Costco's Slim Markups Turned 1-Ounce Bars Into Instant Deals — And Sparked A $30,000 Shopping Spree For One Nervous Investor

Gold's sprint above $3,500 an ounce this week turned Costco's COST bullion aisle into a treasure hunt, with some members using credit-card perks to all but mint money out of metal.

What Happened: One first-time collector told Business Insider he has poured more than $30,000 into bars and coins since January, all bought at Costco.

"Costco was the gateway drug to gold investing," he said, admitting the speed of the rally now unnerves veteran stackers. "To me, it is the measuring stick for how bad things are going to get."

Costco lists 100-gram and 1-ounce bars online and in select warehouses. On Tuesday, the markup was so slim that Executive members paying with the Costco Citi card effectively earned 1%-2% cash back, a quirk that briefly made bullion cheaper than paper money.

The club chain keeps no-return rules on precious metals and adjusts prices only once or twice a day, unlike live-priced bullion sites. A Reddit user noted, "Their pricing lags up to a day or two behind spot… which was great for customers buying when gold skyrocketed."

See also: Asia Markets Mixed, Europe Slips And Gold Gains On Policy Uncertainty Pressure – Global Markets Today While US Slept

Costco never says how much gold it moves, but executives have called bullion a key e-commerce growth engine, with inventory batches selling out "within a few hours." A warehouse manager, who asked not to be named, told BI that his store gets 10-20 bars at a time, and they're gone in days. "The price hasn't had much of an effect.
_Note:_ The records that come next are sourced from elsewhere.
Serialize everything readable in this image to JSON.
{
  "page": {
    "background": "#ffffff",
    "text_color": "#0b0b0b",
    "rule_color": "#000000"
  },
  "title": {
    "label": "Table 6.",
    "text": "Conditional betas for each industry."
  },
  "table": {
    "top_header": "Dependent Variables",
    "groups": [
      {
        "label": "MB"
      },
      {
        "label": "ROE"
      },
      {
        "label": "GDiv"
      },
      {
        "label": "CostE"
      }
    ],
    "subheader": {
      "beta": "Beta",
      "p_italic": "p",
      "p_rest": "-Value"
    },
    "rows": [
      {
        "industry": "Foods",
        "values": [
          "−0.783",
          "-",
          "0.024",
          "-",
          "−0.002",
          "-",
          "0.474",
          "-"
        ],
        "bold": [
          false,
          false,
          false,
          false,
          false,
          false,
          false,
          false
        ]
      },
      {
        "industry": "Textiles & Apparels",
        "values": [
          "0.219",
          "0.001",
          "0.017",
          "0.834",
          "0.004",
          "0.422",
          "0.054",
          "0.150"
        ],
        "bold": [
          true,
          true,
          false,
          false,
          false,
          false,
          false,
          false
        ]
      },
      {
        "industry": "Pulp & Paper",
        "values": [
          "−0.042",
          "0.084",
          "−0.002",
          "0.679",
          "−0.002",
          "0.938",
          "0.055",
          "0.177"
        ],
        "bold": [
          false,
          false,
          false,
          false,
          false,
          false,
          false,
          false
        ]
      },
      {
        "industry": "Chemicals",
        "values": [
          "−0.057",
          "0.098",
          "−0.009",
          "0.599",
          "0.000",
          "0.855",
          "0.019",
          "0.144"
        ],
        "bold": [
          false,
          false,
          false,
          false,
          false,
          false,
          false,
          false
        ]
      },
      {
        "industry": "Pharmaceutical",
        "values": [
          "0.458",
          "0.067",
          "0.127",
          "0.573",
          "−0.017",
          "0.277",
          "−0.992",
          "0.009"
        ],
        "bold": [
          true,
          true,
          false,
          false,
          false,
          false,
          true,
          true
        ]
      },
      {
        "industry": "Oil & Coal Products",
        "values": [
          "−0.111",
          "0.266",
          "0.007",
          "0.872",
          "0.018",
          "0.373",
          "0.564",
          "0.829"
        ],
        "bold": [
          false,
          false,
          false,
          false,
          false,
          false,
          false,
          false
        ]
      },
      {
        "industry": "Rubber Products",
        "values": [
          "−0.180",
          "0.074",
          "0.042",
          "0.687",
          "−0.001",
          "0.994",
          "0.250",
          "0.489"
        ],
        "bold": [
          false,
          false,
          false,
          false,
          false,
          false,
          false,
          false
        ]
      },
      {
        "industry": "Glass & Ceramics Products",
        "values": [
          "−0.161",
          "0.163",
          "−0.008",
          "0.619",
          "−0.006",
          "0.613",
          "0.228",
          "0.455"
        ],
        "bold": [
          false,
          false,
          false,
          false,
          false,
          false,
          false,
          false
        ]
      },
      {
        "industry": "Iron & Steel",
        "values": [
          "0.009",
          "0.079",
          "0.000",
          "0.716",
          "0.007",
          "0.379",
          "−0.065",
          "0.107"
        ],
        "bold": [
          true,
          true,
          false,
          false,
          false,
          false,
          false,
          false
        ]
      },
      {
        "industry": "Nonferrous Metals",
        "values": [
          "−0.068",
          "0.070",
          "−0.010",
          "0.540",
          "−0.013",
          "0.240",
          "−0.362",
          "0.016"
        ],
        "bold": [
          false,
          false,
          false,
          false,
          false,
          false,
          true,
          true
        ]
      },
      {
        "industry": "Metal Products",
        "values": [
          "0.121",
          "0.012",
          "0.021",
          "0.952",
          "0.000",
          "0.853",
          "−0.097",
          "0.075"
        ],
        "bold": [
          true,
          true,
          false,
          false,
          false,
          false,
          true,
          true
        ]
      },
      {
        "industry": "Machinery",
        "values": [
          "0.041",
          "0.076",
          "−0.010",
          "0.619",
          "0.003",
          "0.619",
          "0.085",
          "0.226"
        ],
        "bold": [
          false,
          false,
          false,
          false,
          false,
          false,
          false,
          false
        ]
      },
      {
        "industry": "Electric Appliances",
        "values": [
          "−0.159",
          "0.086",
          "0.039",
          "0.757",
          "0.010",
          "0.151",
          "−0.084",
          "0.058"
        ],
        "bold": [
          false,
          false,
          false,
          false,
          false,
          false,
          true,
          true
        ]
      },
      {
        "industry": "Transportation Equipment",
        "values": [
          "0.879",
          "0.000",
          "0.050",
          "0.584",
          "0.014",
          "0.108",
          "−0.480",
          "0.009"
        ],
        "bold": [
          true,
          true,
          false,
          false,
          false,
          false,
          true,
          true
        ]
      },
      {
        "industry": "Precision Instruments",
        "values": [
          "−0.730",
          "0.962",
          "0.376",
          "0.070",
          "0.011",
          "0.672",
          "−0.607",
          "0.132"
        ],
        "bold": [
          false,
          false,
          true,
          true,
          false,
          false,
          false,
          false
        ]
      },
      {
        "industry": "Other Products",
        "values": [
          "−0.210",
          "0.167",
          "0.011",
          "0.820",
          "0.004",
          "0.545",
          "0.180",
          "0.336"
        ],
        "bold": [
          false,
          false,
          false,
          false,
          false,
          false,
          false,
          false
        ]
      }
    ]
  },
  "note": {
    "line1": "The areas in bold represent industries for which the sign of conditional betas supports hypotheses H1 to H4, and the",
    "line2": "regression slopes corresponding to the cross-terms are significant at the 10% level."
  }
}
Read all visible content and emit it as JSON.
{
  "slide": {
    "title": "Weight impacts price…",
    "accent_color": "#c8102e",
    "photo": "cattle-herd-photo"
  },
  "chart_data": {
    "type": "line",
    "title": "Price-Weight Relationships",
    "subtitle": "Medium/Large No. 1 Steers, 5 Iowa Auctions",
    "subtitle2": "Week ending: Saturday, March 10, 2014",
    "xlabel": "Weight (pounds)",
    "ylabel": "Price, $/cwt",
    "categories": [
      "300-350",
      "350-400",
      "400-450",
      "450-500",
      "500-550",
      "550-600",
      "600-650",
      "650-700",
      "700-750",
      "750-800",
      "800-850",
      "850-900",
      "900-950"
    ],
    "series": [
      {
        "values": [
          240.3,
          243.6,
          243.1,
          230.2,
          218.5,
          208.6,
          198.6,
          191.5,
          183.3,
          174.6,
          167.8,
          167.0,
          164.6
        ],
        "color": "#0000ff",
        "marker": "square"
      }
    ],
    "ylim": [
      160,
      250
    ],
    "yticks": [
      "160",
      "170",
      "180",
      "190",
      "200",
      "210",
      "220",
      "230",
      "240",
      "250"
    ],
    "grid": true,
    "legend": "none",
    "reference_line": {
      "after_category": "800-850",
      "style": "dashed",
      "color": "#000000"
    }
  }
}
The people who want it buy it," he added.

What To Know: Gold has dazzled in 2025, leaping more than 25% year-to-date and briefly eclipsing $3,500 an ounce earlier this week, as investors flock to a safe haven amid Fed-independence worries, tariff threats, and recession chatter. Yet FXTM analyst Lukman Otunuga says the metal now looks "heavily overbought," warning that technical signals point to a cooling phase. He sees a pullback toward $3,350, $3,200 or even $3,140 unless bulls can secure a daily close above $3,500 and target the next milestone at $3,600.

The surge has lifted the SPDR Gold Trust GLD in lockstep, but a dip in bullion could hit gold-mining shares harder because of their operating leverage. Even a hawkish Federal Reserve and a resilient dollar haven't dulled bullion's allure, showing how nervous traders remain. For now, investors riding GLD's momentum may want to watch for that correction cue before assuming the rally still has room to run.